California Assembly member Phil Ting, a Democrat who is chairman of the chamber’s budget committee, plans to introduce a bill that, starting in 2040, would allow the state’s Department of Motor Vehicles to register only so-called “clean” vehicles that emit no carbon dioxide, such as battery-powered electric cars.

Ting plans on introducing the bill when lawmakers (who are in session all twelve months of the year) return to Sacramento for the 2018 legislative session.  If adopted, he and his green comrades contend they will be on the road to eliminate a huge chunk of carbon emissions from the transportation sector—the primary source of greenhouse gas in the U.S.—as part of the state’s quest to slash greenhouse emissions by 80 percent from 1990 levels, by the year 2050.

California already has a law on the books requiring 33 percent of all energy produced in-state comes from renewable sources (wind, solar, biomass, geothermal, and hydropower).  Right now, the state is generating 35.8 percent in green energy, The breakdown looks like this:

  • Dams (Hydropower) 11.9%
  • Wind 9.1%
  • Solar 8.1%
  • Geothermal 4.4%
  • Biomass 2.3%

However, what the greenies in California won’t tell you is that 32 percent of the energy consumed in California is imported, mostly in form of natural gas and nuclear power.  When that figure is added to the equation only 25 percent of the energy consumed in California is renewable.
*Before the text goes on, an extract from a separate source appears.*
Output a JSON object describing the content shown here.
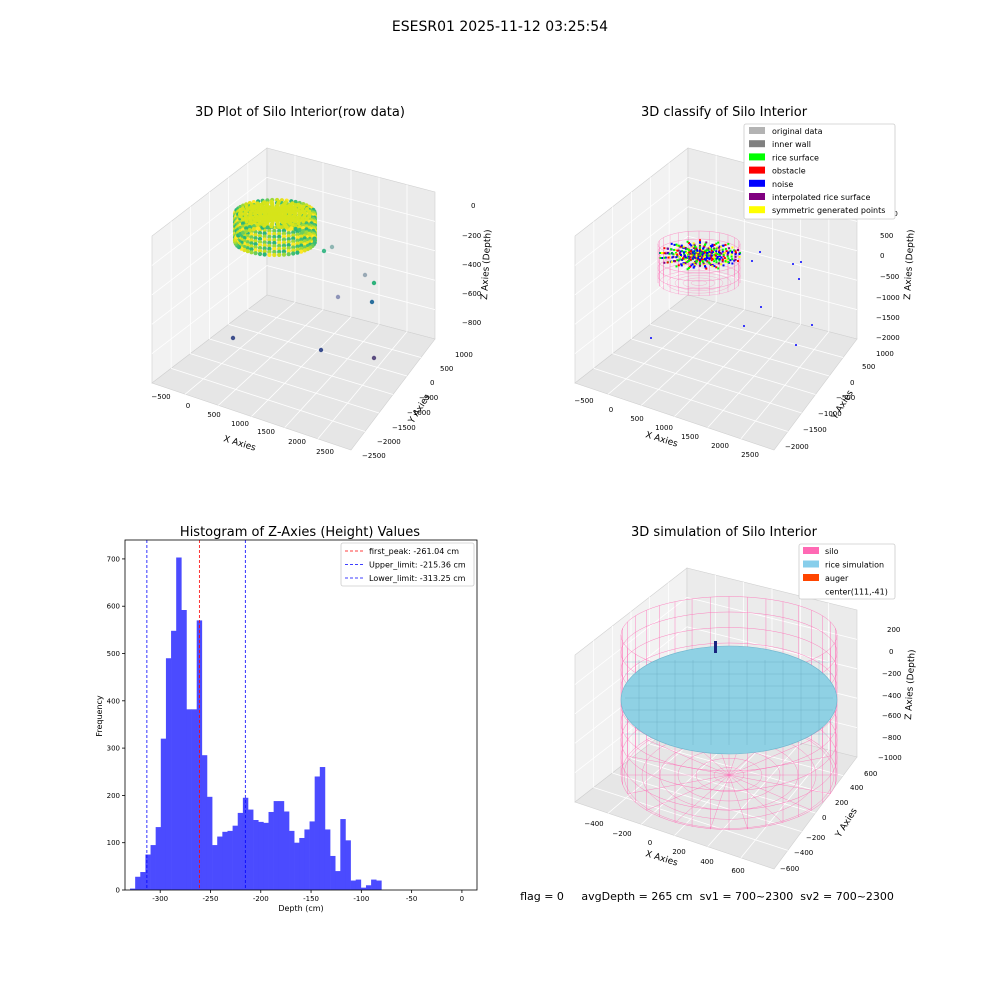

This is hugely important given that anyone driving an electric vehicle out here is actually “filling up” with 75 percent non-green, carbon emitting fuel.

What a joke!

But the joke gets better.

A Tesla sedan (it’s the official in-your-face car of Silicon Valley) traveling 65 miles per hour in optimum conditions (flat road, no wind, no heating or air-conditioning, windows up, sun roof closed, tires inflated to recommended pressure, 300-pound vehicle load, brand new battery) is consuming 24,000 watts of electricity.  That’s enough electricity to simultaneously power 24 average size, window mount, air-conditioning units (assuming 1,000 watts each).  That means just 100,000 Tesla autos would be consuming the same amount of electricity as over 2 million air-conditioners! And given that there are over 20-million registered automobiles and non-commercial trucks in the state, where is California going to get all of that electricity from? We’ll have to start importing even more energy largely derived from carbon emitting natural gas, and nuclear power (which the eco-freaks hate)!